ESJ56 一般講演(ポスター発表) PA1-041
*松井哲哉(森林総研・北海道),並川寛司(北教大・札幌),小林誠(北大・環境科学),紀藤典夫(北教大・函館)
北海道黒松内町周辺は,ブナの天然分布北限として知られているが,紀藤(2003)は,ブナの花粉の割合が3000年前から現在まで増加傾向にあることから,分布拡大の可能性を指摘している。この地域でブナが分布拡大しているかどうかを確かめるためには,それらの立地条件,成立過程,更新状態などを明らかにする必要がある。筆者らは,黒松内低地帯の北東に位置する幌別山塊において,開葉期に撮影した空中写真と現地踏査から,孤立的に分布するブナ単木やブナ孤立個体群の分布状況を把握した。その結果,以下の知見が得られた。1.幌別山塊にはブナ孤立個体群が多く存在した。2.孤立個体群のサイズは数本から数ヘクタールと多様であった。3.孤立個体群は数百メートルから最大約4キロメートル離れていた。4.これら孤立個体群では,中―小径木が多く,ブナの更新は順調であった。5.三之助沢ブナ林においては,樹齢60-70年生の個体が多く,最高185年生であった。この齢構成は,ブナが攪乱(洞爺丸台風?)を契機に更新し,林分の拡大が攪乱依存であることを示唆している。6.五郎兵沢の流域ではブナ個体群の周囲に小規模なブナ個体群が散在し,そのうちの一つはミズナラ林内に成立した低木数本からなる個体群であった。周囲の尾根上に成立するブナの単木個体は主幹を二本有していたが,遺伝子解析の結果,別個体であった。

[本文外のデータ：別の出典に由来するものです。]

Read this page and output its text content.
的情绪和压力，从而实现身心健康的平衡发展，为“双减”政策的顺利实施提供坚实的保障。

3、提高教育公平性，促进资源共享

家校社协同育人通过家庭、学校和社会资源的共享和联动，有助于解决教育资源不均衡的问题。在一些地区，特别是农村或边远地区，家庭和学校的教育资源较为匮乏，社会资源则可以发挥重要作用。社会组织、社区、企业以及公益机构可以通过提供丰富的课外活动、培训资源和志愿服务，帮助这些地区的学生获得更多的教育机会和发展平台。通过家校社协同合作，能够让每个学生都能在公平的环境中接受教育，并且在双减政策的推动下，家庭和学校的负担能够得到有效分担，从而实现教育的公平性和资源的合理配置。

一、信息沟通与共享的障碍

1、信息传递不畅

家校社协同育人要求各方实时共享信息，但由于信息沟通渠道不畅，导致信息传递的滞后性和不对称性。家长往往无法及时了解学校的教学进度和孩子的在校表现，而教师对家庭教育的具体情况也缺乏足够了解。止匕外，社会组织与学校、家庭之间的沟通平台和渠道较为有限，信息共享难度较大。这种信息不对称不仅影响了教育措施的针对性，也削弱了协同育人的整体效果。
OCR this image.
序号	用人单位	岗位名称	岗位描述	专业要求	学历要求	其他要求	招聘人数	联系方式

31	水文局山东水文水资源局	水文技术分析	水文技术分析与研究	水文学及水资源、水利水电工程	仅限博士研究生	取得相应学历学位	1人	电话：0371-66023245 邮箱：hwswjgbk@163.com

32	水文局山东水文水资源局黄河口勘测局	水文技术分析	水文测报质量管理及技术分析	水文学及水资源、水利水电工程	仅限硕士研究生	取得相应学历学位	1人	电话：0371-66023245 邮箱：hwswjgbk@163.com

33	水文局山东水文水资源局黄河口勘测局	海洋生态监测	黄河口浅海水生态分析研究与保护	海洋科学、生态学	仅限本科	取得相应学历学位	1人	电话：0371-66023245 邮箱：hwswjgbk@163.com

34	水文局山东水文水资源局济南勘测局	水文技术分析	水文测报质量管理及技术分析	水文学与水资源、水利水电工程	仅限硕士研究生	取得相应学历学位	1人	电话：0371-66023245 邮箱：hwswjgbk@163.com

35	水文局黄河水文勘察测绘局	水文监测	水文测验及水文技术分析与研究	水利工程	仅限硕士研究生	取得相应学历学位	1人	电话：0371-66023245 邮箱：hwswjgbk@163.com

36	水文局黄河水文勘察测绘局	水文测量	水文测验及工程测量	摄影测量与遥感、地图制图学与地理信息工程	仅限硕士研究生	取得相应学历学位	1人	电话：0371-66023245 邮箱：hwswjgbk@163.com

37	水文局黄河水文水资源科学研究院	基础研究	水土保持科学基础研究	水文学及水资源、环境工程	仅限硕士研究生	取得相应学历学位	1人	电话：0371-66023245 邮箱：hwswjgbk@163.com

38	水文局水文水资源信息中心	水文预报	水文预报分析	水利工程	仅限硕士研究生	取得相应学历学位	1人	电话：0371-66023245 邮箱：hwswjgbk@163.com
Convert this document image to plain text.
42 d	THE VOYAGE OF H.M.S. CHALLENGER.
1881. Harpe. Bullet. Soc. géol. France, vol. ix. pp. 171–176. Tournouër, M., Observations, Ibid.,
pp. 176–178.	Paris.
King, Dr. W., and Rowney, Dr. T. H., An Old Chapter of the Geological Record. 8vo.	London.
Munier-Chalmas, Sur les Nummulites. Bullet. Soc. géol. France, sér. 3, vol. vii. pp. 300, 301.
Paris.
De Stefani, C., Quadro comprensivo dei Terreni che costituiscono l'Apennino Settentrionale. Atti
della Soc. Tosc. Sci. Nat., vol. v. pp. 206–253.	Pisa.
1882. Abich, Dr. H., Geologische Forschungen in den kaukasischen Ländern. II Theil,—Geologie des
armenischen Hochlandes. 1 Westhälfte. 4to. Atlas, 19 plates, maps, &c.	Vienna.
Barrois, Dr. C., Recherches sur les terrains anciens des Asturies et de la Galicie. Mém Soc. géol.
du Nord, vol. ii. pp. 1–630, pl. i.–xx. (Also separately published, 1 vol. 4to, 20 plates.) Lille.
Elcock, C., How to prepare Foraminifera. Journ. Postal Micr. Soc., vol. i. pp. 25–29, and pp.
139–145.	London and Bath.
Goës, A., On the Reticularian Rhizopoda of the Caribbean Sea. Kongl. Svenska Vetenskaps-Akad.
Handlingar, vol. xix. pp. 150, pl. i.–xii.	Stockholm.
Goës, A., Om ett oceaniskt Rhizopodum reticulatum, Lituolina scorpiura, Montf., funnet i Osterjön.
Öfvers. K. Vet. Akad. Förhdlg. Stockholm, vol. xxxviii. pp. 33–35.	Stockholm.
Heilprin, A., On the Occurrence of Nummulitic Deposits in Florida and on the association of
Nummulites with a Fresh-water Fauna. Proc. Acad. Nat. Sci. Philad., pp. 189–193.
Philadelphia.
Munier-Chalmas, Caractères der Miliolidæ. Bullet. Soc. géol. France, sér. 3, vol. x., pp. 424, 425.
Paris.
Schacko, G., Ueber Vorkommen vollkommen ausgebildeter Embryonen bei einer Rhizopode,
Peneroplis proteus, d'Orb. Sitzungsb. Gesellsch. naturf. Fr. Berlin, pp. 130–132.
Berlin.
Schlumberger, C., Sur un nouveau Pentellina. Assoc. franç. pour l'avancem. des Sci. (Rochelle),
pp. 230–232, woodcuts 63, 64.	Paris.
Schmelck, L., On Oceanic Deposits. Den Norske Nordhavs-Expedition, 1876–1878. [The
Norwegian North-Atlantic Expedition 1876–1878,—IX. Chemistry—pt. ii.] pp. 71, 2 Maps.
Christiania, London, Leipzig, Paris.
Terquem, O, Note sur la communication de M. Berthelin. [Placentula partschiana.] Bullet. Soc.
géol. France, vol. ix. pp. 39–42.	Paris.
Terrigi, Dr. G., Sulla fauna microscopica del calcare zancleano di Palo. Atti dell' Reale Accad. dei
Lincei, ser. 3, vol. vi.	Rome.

分布北限のブナの孤立個体群は更新が良好で分布密度も高く,今後も維持されていく可能性が高い。また,ブナ種子は,ブナ林が連続的に分布する範囲を越えて散布されており,それらに由来する定着個体が林分へと発達していく可能性がある。
謝辞:三重大学の板谷明美氏には、空中写真の解析にあたり、大変お世話になりました。